The second point it that whilst annual management charges (AMCs) might average around 1.5% p.a. and Total Expense Ratios (TERs) a further 0.2% p.a., trading costs are on top of this and add around 1.1% p.a. to the average UK equity fund.
Both of these findings seem to amply back up the Vanguard data.
As many Evolve clients will be aware, although the idea of investing in other asset classes sounds good, we stay clear of more esoteric asset classes. Research suggests that although such asset classes may initially appear to offer diversification benefits, these benefits offer little or no protection on the downside. The reasons for this are varied, but what is clear is that alternative asset classes are expensive to invest in.
This brings us on to David Stevenson’s article which concerned private equity funds. In this, private equity group Kohlberg Kravis Roberts stated that fees across all of its funds average 7% p.a. Research from Numis securities showed that just one listed private equity fund charged less than 2% p.a. and only 3 charged less than 3% p.a.

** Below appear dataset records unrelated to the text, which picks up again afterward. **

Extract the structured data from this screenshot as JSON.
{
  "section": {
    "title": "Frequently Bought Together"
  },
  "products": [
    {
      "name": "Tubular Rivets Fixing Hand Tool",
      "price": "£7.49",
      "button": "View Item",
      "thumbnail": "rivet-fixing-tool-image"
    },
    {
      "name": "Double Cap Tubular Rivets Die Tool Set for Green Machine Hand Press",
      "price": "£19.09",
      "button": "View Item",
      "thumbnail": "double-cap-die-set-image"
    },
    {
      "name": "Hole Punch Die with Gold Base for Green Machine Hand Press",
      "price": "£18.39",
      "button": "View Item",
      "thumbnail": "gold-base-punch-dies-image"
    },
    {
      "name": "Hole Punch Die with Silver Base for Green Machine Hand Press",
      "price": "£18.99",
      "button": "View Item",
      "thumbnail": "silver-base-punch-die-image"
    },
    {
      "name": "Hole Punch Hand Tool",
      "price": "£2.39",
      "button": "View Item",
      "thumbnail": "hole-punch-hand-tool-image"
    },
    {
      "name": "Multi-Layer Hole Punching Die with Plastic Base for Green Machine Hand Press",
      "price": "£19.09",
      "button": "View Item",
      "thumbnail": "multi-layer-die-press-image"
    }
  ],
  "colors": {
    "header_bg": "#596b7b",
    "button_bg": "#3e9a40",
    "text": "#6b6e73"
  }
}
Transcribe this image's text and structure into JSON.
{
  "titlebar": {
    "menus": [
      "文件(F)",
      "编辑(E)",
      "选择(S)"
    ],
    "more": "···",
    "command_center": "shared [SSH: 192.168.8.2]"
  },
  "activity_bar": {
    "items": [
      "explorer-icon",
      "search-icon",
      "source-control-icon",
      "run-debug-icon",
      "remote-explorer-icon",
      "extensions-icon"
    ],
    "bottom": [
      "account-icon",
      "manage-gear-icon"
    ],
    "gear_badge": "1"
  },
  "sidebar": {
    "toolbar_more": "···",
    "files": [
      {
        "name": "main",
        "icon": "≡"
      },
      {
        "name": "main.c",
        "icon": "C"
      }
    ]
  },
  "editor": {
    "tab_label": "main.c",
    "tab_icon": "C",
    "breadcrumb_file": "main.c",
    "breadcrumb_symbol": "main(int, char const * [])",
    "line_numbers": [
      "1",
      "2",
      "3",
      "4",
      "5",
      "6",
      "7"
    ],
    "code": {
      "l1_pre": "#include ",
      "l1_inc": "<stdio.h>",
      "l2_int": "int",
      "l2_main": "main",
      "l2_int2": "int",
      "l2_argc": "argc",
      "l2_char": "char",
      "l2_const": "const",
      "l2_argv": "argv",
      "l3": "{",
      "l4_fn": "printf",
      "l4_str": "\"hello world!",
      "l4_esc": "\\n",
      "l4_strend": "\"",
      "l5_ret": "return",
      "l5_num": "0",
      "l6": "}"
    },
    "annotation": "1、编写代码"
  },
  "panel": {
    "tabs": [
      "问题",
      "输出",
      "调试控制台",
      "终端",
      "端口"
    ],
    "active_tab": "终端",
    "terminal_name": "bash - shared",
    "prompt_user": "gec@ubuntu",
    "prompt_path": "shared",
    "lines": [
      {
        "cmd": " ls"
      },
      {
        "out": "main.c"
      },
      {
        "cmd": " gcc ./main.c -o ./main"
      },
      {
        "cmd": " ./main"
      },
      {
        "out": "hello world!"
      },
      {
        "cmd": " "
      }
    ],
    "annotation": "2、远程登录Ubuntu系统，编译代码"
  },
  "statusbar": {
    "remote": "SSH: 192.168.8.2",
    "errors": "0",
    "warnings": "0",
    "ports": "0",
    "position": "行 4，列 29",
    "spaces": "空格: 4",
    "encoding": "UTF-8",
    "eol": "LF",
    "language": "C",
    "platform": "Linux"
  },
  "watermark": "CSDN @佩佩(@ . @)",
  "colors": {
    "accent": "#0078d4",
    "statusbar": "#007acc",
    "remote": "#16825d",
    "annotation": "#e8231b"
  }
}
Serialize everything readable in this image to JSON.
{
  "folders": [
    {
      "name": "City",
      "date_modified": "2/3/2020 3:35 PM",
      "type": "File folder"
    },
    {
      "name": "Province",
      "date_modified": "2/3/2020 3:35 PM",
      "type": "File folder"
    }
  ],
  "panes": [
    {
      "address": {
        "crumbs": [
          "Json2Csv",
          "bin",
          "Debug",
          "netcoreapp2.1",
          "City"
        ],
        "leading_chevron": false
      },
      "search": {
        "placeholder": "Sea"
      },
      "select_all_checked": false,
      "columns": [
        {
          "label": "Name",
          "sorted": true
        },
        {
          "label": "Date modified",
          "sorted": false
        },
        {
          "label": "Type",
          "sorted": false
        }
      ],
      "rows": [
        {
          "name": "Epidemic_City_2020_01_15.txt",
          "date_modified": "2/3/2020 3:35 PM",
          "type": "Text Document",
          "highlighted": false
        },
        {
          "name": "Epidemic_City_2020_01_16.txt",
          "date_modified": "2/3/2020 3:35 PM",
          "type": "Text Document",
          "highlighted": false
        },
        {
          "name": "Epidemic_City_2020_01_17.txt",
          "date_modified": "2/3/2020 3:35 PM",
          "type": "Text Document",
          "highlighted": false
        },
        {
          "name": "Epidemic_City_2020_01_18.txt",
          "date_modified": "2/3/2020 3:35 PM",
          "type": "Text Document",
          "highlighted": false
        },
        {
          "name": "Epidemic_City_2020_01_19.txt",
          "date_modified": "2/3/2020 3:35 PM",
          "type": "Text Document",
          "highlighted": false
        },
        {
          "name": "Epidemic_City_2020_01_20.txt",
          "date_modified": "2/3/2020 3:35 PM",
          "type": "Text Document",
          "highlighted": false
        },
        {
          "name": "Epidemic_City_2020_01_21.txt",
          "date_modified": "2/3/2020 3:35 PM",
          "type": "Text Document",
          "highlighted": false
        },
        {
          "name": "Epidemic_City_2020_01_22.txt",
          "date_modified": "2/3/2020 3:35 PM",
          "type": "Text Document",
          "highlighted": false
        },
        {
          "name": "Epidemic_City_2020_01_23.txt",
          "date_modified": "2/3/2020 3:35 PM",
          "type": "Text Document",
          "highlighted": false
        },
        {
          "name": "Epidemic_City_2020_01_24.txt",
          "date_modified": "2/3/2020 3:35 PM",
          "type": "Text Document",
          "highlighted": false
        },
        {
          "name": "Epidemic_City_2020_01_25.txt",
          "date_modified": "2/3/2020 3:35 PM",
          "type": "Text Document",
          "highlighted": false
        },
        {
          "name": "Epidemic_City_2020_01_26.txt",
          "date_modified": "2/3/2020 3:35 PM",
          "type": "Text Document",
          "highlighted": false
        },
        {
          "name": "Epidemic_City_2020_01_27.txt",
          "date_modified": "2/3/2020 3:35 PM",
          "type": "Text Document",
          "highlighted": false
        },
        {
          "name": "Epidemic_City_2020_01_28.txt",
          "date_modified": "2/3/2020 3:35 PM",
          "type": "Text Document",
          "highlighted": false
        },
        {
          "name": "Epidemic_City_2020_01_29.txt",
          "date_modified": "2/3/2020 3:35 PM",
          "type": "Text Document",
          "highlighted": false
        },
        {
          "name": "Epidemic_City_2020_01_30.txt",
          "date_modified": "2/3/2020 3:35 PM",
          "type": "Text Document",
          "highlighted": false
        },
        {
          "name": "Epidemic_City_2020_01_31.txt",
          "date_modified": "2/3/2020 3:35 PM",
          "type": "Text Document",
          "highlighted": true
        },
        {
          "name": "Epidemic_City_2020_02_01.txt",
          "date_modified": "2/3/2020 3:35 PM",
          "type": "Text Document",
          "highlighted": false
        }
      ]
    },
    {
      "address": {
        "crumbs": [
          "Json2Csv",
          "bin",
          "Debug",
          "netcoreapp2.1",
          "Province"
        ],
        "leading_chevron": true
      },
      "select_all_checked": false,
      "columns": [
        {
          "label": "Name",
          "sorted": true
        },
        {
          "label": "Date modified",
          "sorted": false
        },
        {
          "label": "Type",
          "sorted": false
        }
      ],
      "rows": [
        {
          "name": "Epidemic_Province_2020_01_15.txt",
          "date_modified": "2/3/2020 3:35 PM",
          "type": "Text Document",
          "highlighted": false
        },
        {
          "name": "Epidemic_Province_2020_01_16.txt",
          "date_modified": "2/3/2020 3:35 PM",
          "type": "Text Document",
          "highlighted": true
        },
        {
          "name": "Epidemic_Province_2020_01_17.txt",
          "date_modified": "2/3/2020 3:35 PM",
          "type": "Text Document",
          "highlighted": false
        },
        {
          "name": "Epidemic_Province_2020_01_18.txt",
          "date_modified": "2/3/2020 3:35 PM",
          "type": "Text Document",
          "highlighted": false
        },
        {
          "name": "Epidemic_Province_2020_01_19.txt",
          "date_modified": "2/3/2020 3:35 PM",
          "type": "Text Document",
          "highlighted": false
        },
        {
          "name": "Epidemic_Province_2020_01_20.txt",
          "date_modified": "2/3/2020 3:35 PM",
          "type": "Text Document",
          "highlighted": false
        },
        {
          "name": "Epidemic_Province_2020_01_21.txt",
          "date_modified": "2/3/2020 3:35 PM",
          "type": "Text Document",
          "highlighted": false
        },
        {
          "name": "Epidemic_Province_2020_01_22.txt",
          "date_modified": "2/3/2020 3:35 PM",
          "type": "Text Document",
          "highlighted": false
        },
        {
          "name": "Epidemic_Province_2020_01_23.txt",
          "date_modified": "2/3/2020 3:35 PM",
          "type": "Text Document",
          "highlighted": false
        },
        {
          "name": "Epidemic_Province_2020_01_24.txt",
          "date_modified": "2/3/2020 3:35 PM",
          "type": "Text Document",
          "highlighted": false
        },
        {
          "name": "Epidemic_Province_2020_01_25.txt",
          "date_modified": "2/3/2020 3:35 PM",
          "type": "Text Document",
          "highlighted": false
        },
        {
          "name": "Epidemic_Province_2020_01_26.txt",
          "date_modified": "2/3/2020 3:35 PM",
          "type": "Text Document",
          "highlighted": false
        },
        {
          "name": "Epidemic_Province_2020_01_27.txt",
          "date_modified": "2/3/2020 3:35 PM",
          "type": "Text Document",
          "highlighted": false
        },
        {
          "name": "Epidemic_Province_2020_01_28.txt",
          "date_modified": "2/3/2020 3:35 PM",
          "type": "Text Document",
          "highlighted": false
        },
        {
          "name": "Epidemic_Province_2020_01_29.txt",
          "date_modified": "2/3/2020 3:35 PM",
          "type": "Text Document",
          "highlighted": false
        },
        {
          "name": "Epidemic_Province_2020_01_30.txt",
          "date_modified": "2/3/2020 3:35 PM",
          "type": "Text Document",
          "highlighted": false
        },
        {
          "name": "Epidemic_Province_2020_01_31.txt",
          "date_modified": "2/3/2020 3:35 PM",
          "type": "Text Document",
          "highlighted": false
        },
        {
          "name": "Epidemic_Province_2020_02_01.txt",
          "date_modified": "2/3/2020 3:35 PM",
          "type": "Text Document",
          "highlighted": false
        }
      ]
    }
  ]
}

Seven funds charged more than 5% p.a. on average.
The same is true of hedge funds. If you want to get rich it is almost certainly better to own a hedge fund than invest in one with the traditional “two and twenty” (2% p.a. plus 20% performance fee) charging structure. That's the conclusion of a new book, which says people who invest in hedge funds would have been better off over the past nine years if they had stuck to a broadly diversified portfolio of “plain vanilla” stocks and bonds.
The book is called 'The Hedge Fund Mirage: The Illusion of Big Money and Why It's Too Good to be True'. It was written by Simon Lack, an asset manager who formerly chose hedge funds for major US bank JPMorgan.
Lack argues that the 18% return on hedge funds in the nine years to November 2011 was easily beaten by the total 29% gain from the S&P-500 index. The gap was even starker for investment grade corporate bonds, which in the same period gained 77%, as measured by the Dow Jones Corporate bond index.
If individual hedge fund managers are generating the desired "alpha", or additional returns above the market, then the benefits of that skill tend to go to the managers themselves, not to investors.
In fact, Lack estimates that from 1998 to 2010, the hedge fund industry captured at least 86% of the returns it earned for its customers. This might explain why yachts cruising the Caribbean tend to be skippered by hedge fund managers, not investors!
Our message to clients has always been, and will always be, put together an asset allocation strategy that is right for you and then within each asset class or geographical region look for the lowest cost, best diversified fund that you can find. Investment should be boring and might only bear results over the long term – if you want excitement and a short term kick, go to Vegas!